Sequel to go direct to dealer

Sunday, June 1, 2008

ROSEVILLE, Minn.--Sequel Technologies, a residential security product manufacturer, in April announced it would begin selling its new product line directly to the dealer.

“We’re old ITI guys,” said Duane Paulson, Sequel president, referring to himself and Sequel cofounder Chuck Durant. (ITI became Interlogix and was purchased by GE security.) “ITI had a direct-to-dealer model for years and it was extremely successful for a variety of reasons … a close relationship between the dealer and manufacturer helps us as a manufacturer to understand the market needs,” he explained. “No one will come between us and our customers.”

Paulson and Durant launched Sequel Technologies in 2005. Durant formerly served as president of residential solutions for GE Security and Paulson was VP of global residential marketing.

Sequel consulted a number of dealers during its product development stage.

“I had one dealer tell me that if we could help him do his job better, faster and smarter he’d buy our stuff. The focus of our design has been solving the problems of the local dealers,” Paulson said.
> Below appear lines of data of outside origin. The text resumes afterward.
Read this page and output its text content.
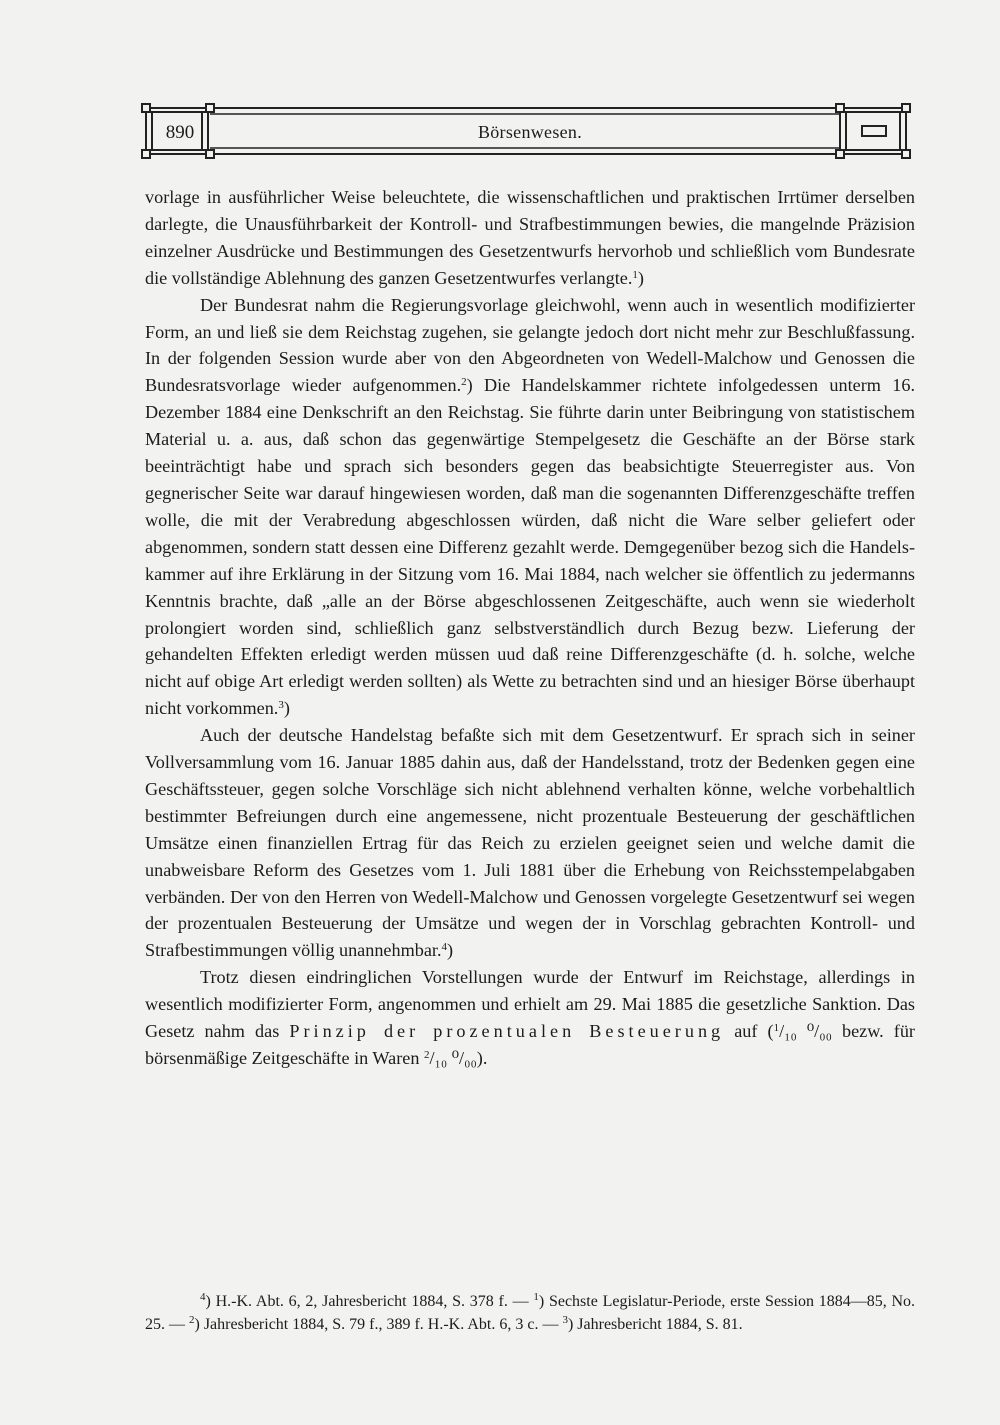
890	Börsenwesen.

vorlage in ausführlicher Weise beleuchtete, die wissenschaftlichen und praktischen Irrtümer derselben darlegte, die Unausführbarkeit der Kontroll- und Strafbestimmungen bewies, die mangelnde Präzision einzelner Ausdrücke und Bestimmungen des Gesetzentwurfs hervorhob und schließlich vom Bundesrate die vollständige Ablehnung des ganzen Gesetzentwurfes verlangte.$^1$)

Der Bundesrat nahm die Regierungsvorlage gleichwohl, wenn auch in wesentlich modifizierter Form, an und ließ sie dem Reichstag zugehen, sie gelangte jedoch dort nicht mehr zur Beschlußfassung. In der folgenden Session wurde aber von den Abgeordneten von Wedell-Malchow und Genossen die Bundesratsvorlage wieder aufgenommen.$^2$) Die Handelskammer richtete infolgedessen unterm 16. Dezember 1884 eine Denkschrift an den Reichstag. Sie führte darin unter Beibringung von statistischem Material u. a. aus, daß schon das gegenwärtige Stempelgesetz die Geschäfte an der Börse stark beeinträchtigt habe und sprach sich besonders gegen das beabsichtigte Steuerregister aus. Von gegnerischer Seite war darauf hingewiesen worden, daß man die sogenannten Differenzgeschäfte treffen wolle, die mit der Verabredung abgeschlossen würden, daß nicht die Ware selber geliefert oder abgenommen, sondern statt dessen eine Differenz gezahlt werde. Demgegenüber bezog sich die Handelskammer auf ihre Erklärung in der Sitzung vom 16. Mai 1884, nach welcher sie öffentlich zu jedermanns Kenntnis brachte, daß „alle an der Börse abgeschlossenen Zeitgeschäfte, auch wenn sie wiederholt prolongiert worden sind, schließlich ganz selbstverständlich durch Bezug bezw. Lieferung der gehandelten Effekten erledigt werden müssen uud daß reine Differenzgeschäfte (d. h. solche, welche nicht auf obige Art erledigt werden sollten) als Wette zu betrachten sind und an hiesiger Börse überhaupt nicht vorkommen.$^3$)

Auch der deutsche Handelstag befaßte sich mit dem Gesetzentwurf. Er sprach sich in seiner Vollversammlung vom 16. Januar 1885 dahin aus, daß der Handelsstand, trotz der Bedenken gegen eine Geschäftssteuer, gegen solche Vorschläge sich nicht ablehnend verhalten könne, welche vorbehaltlich bestimmter Befreiungen durch eine angemessene, nicht prozentuale Besteuerung der geschäftlichen Umsätze einen finanziellen Ertrag für das Reich zu erzielen geeignet seien und welche damit die unabweisbare Reform des Gesetzes vom 1. Juli 1881 über die Erhebung von Reichsstempelabgaben verbänden. Der von den Herren von Wedell-Malchow und Genossen vorgelegte Gesetzentwurf sei wegen der prozentualen Besteuerung der Umsätze und wegen der in Vorschlag gebrachten Kontroll- und Strafbestimmungen völlig unannehmbar.$^4$)

Trotz diesen eindringlichen Vorstellungen wurde der Entwurf im Reichstage, allerdings in wesentlich modifizierter Form, angenommen und erhielt am 29. Mai 1885 die gesetzliche Sanktion. Das Gesetz nahm das Prinzip der prozentualen Besteuerung auf ($^1$/₁₀ ⁰/₀₀ bezw. für börsenmäßige Zeitgeschäfte in Waren $^2$/₁₀ ⁰/₀₀).

$^4$) H.-K. Abt. 6, 2, Jahresbericht 1884, S. 378 f. — $^1$) Sechste Legislatur-Periode, erste Session 1884—85, No. 25. — $^2$) Jahresbericht 1884, S. 79 f., 389 f. H.-K. Abt. 6, 3 c. — $^3$) Jahresbericht 1884, S. 81.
Sequel introduced two control panels, a line of wireless security sensors and several system peripherals in March--at one time, Sequel hoped to get product to market by 2006. Paulson said the products are designed for the “truly independent local and regional dealer … what we used to call the classic carriage trade dealer.”

Some of the interesting features include a wireless platform in addition to hard-wired capabilities. That means wireless signals can be sent and received on separate narrowband frequencies, thus increasing reliability. The platform is compatible with other manufacturers’, so retrofitting a GE or Honeywell system is “very easy.”
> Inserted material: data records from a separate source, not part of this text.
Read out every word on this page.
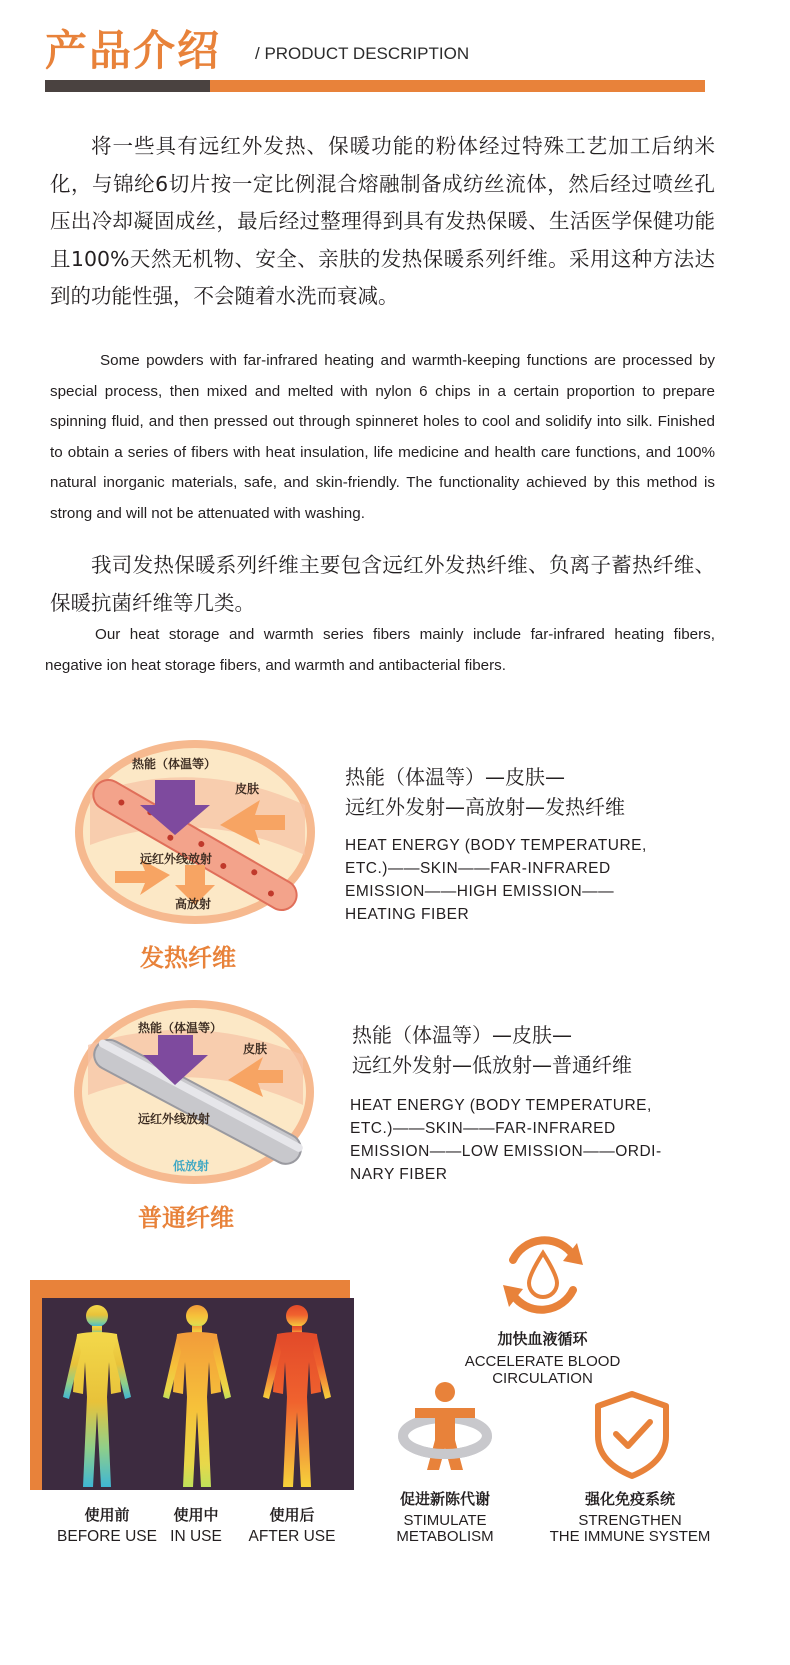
产品介绍 / PRODUCT DESCRIPTION
将一些具有远红外发热、保暖功能的粉体经过特殊工艺加工后纳米化，与锦纶6切片按一定比例混合熔融制备成纺丝流体，然后经过喷丝孔压出冷却凝固成丝，最后经过整理得到具有发热保暖、生活医学保健功能且100%天然无机物、安全、亲肤的发热保暖系列纤维。采用这种方法达到的功能性强，不会随着水洗而衰减。
Some powders with far-infrared heating and warmth-keeping functions are processed by special process, then mixed and melted with nylon 6 chips in a certain proportion to prepare spinning fluid, and then pressed out through spinneret holes to cool and solidify into silk. Finished to obtain a series of fibers with heat insulation, life medicine and health care functions, and 100% natural inorganic materials, safe, and skin-friendly. The functionality achieved by this method is strong and will not be attenuated with washing.
我司发热保暖系列纤维主要包含远红外发热纤维、负离子蓄热纤维、保暖抗菌纤维等几类。
Our heat storage and warmth series fibers mainly include far-infrared heating fibers, negative ion heat storage fibers, and warmth and antibacterial fibers.
热能（体温等）
皮肤
远红外线放射
高放射
发热纤维
热能（体温等）—皮肤—
远红外发射—高放射—发热纤维
HEAT ENERGY (BODY TEMPERATURE,
ETC.)——SKIN——FAR-INFRARED
EMISSION——HIGH EMISSION——
HEATING FIBER
热能（体温等）
皮肤
远红外线放射
低放射
普通纤维
热能（体温等）—皮肤—
远红外发射—低放射—普通纤维
HEAT ENERGY (BODY TEMPERATURE,
ETC.)——SKIN——FAR-INFRARED
EMISSION——LOW EMISSION——ORDI-
NARY FIBER
使用前
BEFORE USE
使用中
IN USE
使用后
AFTER USE
加快血液循环
ACCELERATE BLOOD
CIRCULATION
促进新陈代谢
STIMULATE
METABOLISM
强化免疫系统
STRENGTHEN
THE IMMUNE SYSTEM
Sequel also added an Ethernet module, and the panel “allows a smooth connection to leading home automation systems such as Crestron and Control4.”
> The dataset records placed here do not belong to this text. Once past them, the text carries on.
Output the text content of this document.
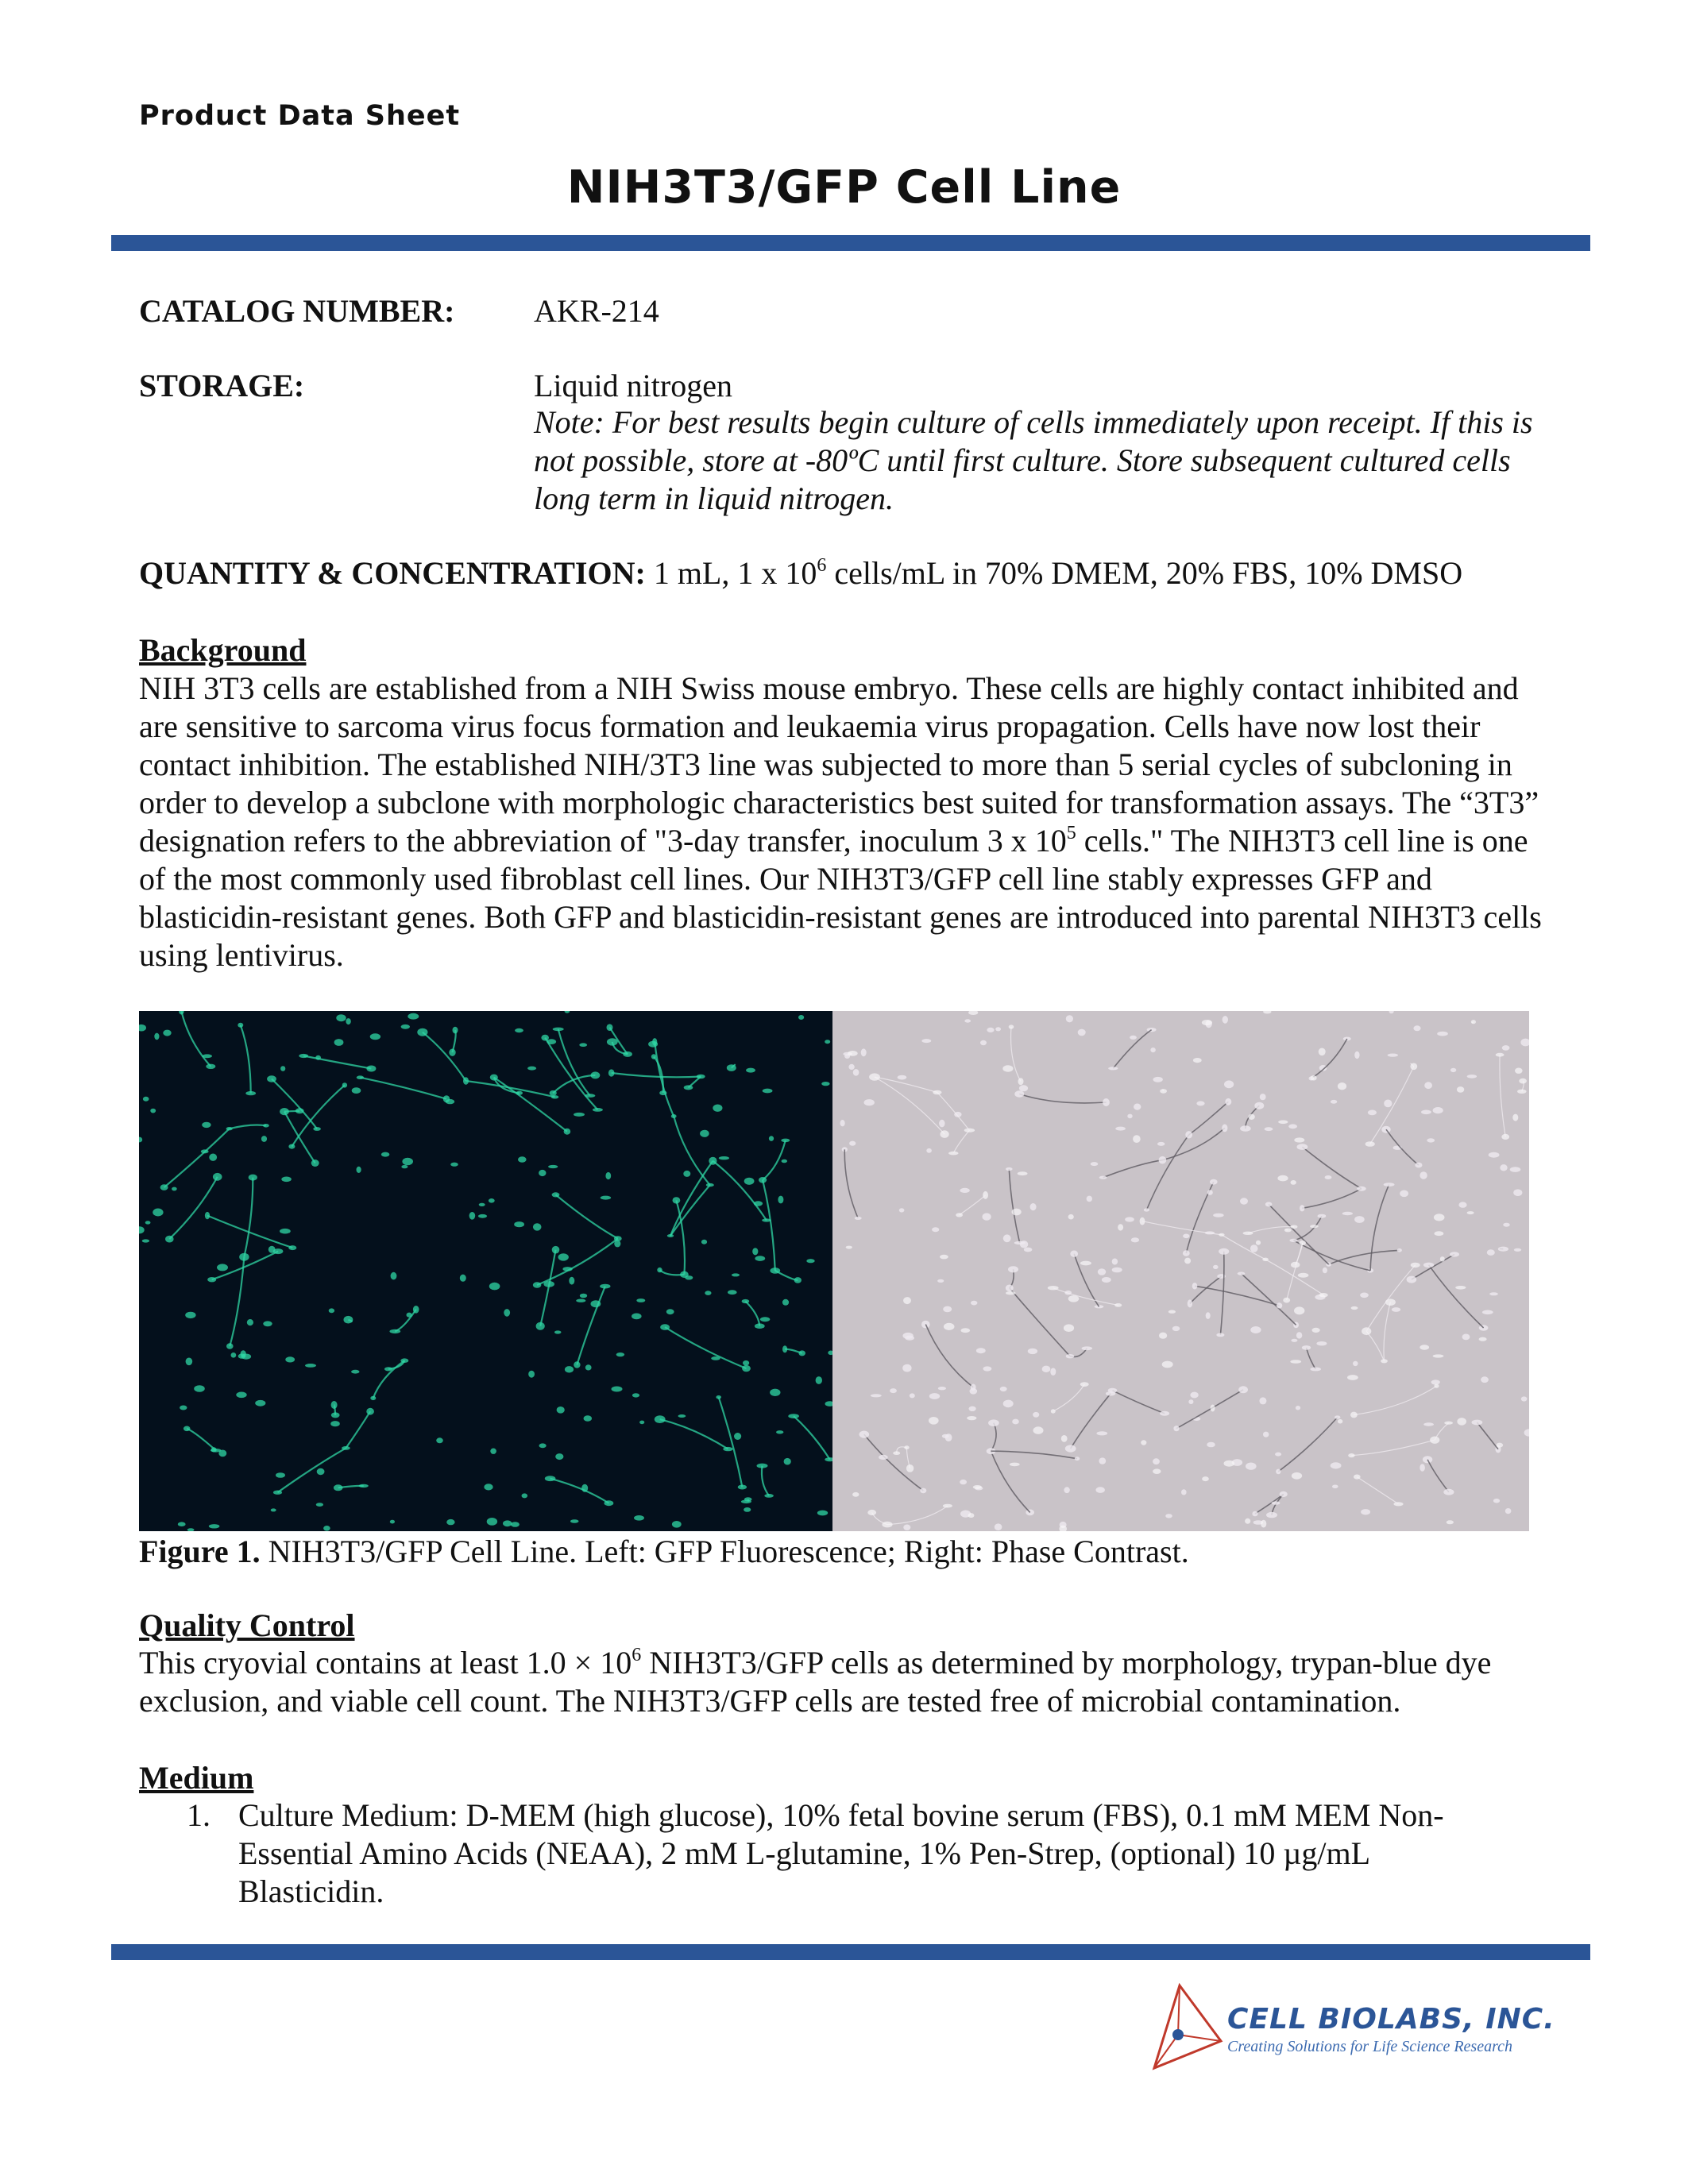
Product Data Sheet
NIH3T3/GFP Cell Line
CATALOG NUMBER: AKR-214
STORAGE:	Liquid nitrogen
Note: For best results begin culture of cells immediately upon receipt. If this is not possible, store at -80ºC until first culture. Store subsequent cultured cells long term in liquid nitrogen.
QUANTITY & CONCENTRATION: 1 mL, 1 x $10^6$ cells/mL in 70% DMEM, 20% FBS, 10% DMSO
Background
NIH 3T3 cells are established from a NIH Swiss mouse embryo. These cells are highly contact inhibited and are sensitive to sarcoma virus focus formation and leukaemia virus propagation. Cells have now lost their contact inhibition. The established NIH/3T3 line was subjected to more than 5 serial cycles of subcloning in order to develop a subclone with morphologic characteristics best suited for transformation assays. The “3T3” designation refers to the abbreviation of "3-day transfer, inoculum 3 x $10^5$ cells." The NIH3T3 cell line is one of the most commonly used fibroblast cell lines. Our NIH3T3/GFP cell line stably expresses GFP and blasticidin-resistant genes. Both GFP and blasticidin-resistant genes are introduced into parental NIH3T3 cells using lentivirus.
Figure 1. NIH3T3/GFP Cell Line. Left: GFP Fluorescence; Right: Phase Contrast.
Quality Control
This cryovial contains at least $1.0 \times 10^6$ NIH3T3/GFP cells as determined by morphology, trypan-blue dye exclusion, and viable cell count. The NIH3T3/GFP cells are tested free of microbial contamination.
Medium
1. Culture Medium: D-MEM (high glucose), 10% fetal bovine serum (FBS), 0.1 mM MEM Non-Essential Amino Acids (NEAA), 2 mM L-glutamine, 1% Pen-Strep, (optional) 10 µg/mL Blasticidin.
CELL BIOLABS, INC.
Creating Solutions for Life Science Research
In addition, the control panel and the whole system is compliant with the Security Industry Association’s DC-09, a new standard for IP-based communications from the premises to the central station. Previously, central stations had to have special receivers for each manufacturer.

Sequel’s VP of engineering, Ted Nesse, chaired the standards committee, Paulson said. “Our fingerprints are all over this; we think the standard is very important for the industry.”

Sequel is in the process of signing up dealers. “This announcement is as much about customer service as it is about products and technology and that’s part and parcel of why we’ve adopted the direct-to-dealer model.”